Texas Sues Microsoft Over Investigation
By Elizabeth Corcoran
The Texas attorney general yesterday sued Microsoft Corp., alleging that the software giant has tried to "chill" the state's investigation of its business practices.
In a filing made in state district court, Attorney General Dan Morales contended that Microsoft "improperly binds" companies that license its software by requiring that they inform Microsoft "before providing information to state and federal antitrust investigators." That clause means that some people and organizations that the state wants to interview have become "apprehensive about fully cooperating" with the investigation, according to the suit.
Investigators in Texas are not alone in complaining about Microsoft's nondisclosure agreements (NDAs), which Microsoft requires those who license its software to sign.
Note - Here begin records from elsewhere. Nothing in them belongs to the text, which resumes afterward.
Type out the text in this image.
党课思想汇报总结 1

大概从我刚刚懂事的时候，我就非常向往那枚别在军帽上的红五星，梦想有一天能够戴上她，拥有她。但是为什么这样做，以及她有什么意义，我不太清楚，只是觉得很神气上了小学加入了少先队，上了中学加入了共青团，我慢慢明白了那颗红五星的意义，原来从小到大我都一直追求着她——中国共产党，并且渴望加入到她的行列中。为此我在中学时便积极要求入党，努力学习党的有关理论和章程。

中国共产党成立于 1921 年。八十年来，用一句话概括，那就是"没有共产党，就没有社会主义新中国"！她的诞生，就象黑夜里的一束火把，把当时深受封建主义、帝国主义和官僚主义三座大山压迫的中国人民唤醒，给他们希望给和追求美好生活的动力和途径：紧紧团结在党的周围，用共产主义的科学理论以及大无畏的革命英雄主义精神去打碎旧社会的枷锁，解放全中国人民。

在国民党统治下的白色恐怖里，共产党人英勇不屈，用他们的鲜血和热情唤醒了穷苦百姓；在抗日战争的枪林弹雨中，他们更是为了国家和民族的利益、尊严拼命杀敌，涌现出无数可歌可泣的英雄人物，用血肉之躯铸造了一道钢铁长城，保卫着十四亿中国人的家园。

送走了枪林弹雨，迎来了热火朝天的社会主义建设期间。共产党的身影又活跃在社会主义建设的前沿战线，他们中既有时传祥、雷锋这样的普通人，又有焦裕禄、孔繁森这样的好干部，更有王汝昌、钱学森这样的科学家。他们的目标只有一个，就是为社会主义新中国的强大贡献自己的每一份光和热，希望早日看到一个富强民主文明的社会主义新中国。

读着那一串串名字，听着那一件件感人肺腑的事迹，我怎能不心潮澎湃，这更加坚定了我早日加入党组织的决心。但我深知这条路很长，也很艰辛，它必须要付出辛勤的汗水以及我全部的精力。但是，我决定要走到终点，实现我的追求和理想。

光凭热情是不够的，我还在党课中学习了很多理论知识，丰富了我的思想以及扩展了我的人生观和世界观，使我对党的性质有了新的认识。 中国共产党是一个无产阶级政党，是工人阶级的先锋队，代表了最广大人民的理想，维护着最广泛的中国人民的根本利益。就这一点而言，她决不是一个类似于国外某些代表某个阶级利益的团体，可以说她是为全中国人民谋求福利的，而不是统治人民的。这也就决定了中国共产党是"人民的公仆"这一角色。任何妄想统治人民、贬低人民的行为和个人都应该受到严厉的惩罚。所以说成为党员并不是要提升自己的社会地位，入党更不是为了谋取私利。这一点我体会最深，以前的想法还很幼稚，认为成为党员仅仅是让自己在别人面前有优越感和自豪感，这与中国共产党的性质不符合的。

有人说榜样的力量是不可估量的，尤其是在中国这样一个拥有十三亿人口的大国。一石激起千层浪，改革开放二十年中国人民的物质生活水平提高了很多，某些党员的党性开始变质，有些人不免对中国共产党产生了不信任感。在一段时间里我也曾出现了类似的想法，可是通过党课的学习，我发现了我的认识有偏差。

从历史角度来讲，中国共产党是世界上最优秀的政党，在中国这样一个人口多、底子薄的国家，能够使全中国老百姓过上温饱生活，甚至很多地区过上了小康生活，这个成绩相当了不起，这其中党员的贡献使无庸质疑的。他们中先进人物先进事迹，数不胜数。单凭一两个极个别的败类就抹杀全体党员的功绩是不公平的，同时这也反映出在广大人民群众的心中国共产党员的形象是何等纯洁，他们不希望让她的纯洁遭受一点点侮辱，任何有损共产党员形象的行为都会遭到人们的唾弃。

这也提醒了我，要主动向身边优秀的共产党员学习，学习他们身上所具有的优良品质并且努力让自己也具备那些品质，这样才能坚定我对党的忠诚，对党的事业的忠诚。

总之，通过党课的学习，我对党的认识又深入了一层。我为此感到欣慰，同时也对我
On Oct. 20, the Justice Department filed suit against Microsoft, alleging that it has violated a 1995 consent decree in which it pledged to change certain business practices that the government had said inhibited competition. As part of the remedy for such practices, the government asked the court to strike down portions of Microsoft's NDAs.
Microsoft representatives have contended that such agreements are standard fare in the industry. This past week, at a Senate Judiciary Committee hearing that centered on testimony critical of the software maker's business practices, Microsoft supplied copies of other companies' NDAs to illustrate its point.
In a statement about the Texas suit yesterday, William H. Neukom, Microsoft's senior vice president for law, denied wrongdoing and called the NDA issue a "red herring."
Microsoft also has tried to smooth over the NDA issue with federal investigators. In a letter to Justice Department officials in early September, Microsoft said it wouldn't insist that its licensees inform the company before answering government queries.
According to the Texas suit, Morales asked Microsoft for a similar pledge but was turned down because the company was concerned that confidential information might become public. Microsoft said yesterday it has offered to talk with Texas officials about an arrangement similar to the one it made with federal investigators.
Texas began investigating Microsoft's business practices early this year. Since then, attorneys general in five other states have begun looking into Microsoft's business practices.